Recent research suggests the bills’ necessity may be limited as well. A similar bill was also proposed in Vermont. The state’s Office of Professional Regulation conducted a study to see how the bill would impact access, patient safety, costs, and the training needed to oversee the new scope. “OPR finds that there is little need for, and minimal cost savings associated with, expanding the optometric scope of practice to include advanced procedures,” the study says. “For these reasons, OPR recommends against expanding the optometric scope of practice to include the proposed advanced procedures.”
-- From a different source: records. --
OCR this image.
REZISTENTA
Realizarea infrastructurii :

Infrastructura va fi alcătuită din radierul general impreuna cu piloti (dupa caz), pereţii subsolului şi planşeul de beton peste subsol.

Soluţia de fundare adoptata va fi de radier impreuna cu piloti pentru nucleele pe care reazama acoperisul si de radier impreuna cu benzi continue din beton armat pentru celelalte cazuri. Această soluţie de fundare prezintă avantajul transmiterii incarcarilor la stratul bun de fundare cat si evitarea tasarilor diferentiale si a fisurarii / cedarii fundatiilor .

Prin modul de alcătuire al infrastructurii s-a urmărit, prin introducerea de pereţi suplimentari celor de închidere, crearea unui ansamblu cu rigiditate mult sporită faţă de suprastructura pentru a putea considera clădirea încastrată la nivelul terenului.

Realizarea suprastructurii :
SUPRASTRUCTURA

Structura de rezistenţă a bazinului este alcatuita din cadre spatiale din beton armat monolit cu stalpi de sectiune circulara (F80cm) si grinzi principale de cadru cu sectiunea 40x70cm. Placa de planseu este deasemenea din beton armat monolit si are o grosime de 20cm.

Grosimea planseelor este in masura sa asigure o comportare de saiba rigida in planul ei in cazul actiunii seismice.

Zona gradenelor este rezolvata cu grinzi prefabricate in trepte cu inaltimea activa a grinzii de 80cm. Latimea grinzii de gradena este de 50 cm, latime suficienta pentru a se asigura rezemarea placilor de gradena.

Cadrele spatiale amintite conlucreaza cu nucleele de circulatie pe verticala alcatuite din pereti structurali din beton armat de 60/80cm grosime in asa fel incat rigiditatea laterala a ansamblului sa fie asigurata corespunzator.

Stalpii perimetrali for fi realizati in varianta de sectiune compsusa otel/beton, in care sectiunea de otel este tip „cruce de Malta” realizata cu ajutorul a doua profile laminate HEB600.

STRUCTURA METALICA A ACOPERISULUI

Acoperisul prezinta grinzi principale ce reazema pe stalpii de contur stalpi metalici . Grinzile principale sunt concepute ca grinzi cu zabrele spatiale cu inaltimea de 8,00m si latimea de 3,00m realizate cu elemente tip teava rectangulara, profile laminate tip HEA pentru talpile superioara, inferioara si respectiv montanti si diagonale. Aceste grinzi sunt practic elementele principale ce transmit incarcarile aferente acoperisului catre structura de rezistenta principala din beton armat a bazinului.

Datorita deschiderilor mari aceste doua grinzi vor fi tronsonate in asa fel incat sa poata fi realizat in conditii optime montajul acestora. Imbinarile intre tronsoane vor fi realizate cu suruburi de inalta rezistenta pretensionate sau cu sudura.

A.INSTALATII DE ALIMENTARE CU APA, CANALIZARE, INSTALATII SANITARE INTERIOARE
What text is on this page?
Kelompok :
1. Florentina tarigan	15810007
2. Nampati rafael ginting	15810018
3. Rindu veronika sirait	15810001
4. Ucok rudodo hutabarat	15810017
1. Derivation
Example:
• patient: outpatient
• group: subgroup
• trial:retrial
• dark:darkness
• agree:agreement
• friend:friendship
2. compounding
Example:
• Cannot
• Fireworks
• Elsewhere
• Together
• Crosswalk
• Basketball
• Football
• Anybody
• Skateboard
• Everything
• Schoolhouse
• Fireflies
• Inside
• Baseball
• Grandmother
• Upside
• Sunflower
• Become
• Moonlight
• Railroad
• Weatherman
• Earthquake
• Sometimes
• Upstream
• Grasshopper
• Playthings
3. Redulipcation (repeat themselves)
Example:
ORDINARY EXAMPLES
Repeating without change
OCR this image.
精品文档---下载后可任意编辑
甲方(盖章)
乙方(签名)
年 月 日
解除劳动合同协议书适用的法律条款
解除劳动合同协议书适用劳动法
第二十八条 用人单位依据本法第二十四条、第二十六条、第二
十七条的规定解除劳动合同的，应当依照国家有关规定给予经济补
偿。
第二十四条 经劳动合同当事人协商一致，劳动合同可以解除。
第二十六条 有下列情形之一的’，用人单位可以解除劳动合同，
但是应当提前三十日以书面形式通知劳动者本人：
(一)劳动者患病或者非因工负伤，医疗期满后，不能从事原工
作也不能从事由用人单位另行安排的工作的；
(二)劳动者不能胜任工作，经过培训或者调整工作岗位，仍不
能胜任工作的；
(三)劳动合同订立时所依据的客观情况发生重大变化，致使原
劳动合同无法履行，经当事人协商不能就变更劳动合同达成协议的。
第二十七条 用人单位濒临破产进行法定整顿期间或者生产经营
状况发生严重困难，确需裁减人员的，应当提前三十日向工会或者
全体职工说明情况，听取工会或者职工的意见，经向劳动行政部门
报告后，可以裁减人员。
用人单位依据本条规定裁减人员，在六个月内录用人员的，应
Another significant criticism of the bills is that they allow optometrists to perform procedures for which they are ill-trained. Optometrists do not attend medical school, though they spend four years in optometry school learning about the eye. “Their curriculum doesn’t allow for much in-depth knowledge about the disease process or relation of problems seen in the eye to problems that occur in the rest of the body,” says Dr. Mark Mazow, a Dallas ophthalmologist who is president of the Texas Ophthalmological Association. “And they are not trained much in the treatment of those problems—certainly not in things that require surgery.”

With four years of medical school, a three-year residency, and a one-year fellowship, Mazow feels that ophthalmologists are better trained for surgery and managing disease. “You spend countless hours in the clinic and the hospital and in the operating room, being monitored and learning to do surgery,” Mazow says. “First, by actually scrubbing in with your mentors, watching them do it, and then, little by little, we learn to do more and more.”

The bills would allow optometrists to do some surgeries after taking a class and passing a written test without the hours of hands-on training that ophthalmologists receive. “You can’t legislate knowledge and impart knowledge and skill on certain practitioners,” Mazow says. 

Mazow says he isn’t against the idea of optometrists taking on more responsibilities but says they need more and different training to do so. “It’s not a matter of taking an observational course, watching some videos, and passing a written test that that would qualify you to undertake surgery for the citizens of Texas,” he says. “If the curriculum can be reformed, I think future graduates might be able to do that. But currently, their curriculum doesn’t allow for that.”

The legislative session has been busy responding to the pandemic and the fallout after the winter storm. We will follow the legislation and its impact on the business of healthcare. We reached out to the Texas Optometric Association about the bill but did not receive a response.